Stage Three: Problem And Risk-Taking Use

This is the stage in which drug and alcohol use really becomes an issue that lessens the user’s control. During the problem and risk-taking use stage, the user’s life becomes affected by their use. This could mean relationship problems, employment issues, financial struggles, and more. Risk-taking also becomes an issue at this stage, meaning that the user may drive under the influence, have unprotected sex, or make decisions that would not be made in a sober state of mind. In this stage, it becomes more difficult to stop using a drug or alcohol, as cravings are present when the drug or alcohol is not in the system.
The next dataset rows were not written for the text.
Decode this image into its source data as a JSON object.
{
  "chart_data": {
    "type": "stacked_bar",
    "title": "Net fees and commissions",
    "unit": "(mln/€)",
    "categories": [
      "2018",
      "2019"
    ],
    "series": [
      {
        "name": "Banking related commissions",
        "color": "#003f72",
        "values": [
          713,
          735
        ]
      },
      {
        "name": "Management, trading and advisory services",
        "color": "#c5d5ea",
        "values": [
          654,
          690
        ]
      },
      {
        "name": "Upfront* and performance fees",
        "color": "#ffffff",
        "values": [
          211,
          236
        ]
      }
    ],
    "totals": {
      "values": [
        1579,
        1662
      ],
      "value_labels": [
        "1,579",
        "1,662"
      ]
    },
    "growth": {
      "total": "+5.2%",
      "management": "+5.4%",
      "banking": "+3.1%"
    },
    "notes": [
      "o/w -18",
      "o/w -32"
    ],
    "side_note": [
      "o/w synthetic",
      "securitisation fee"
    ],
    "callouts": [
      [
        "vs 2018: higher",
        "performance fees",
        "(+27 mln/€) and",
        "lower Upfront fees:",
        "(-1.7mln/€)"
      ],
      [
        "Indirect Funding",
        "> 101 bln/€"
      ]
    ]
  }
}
Stage Four: Dependency And Addiction

This is the most advanced stage, in which drug and alcohol use becomes a dependency and an addiction. Dependency and addiction differ a bit. According to the National Institute on Drug Abuse, “Physical dependence in and of itself does not constitute addiction, but it often accompanies addiction. This distinction can be difficult to discern, particularly with prescribed pain medications, for which the need for increasing dosages can represent tolerance or a worsening underlying problem, as opposed to the beginning of abuse or addiction.”

In this stage, it is typically impossible to stop using a drug or alcohol on your own. In fact, it can even be dangerous to stop use as it will shock the body. Medical detox, which often takes place at a recovery center, can help manage physical symptoms of withdrawal and make the detox process easier to handle.

Sudden drug cessation can cause hallucinations, seizures, and heart failure that may result in death. While this is rare, you never know how your body will react to detox until you’re going through it.”

Often if a person has progressed to this stage, they will need assistance with detoxification and recovery. But that does not mean they are a lost cause. By taking the right steps, recovery is possible and includes stages of its own.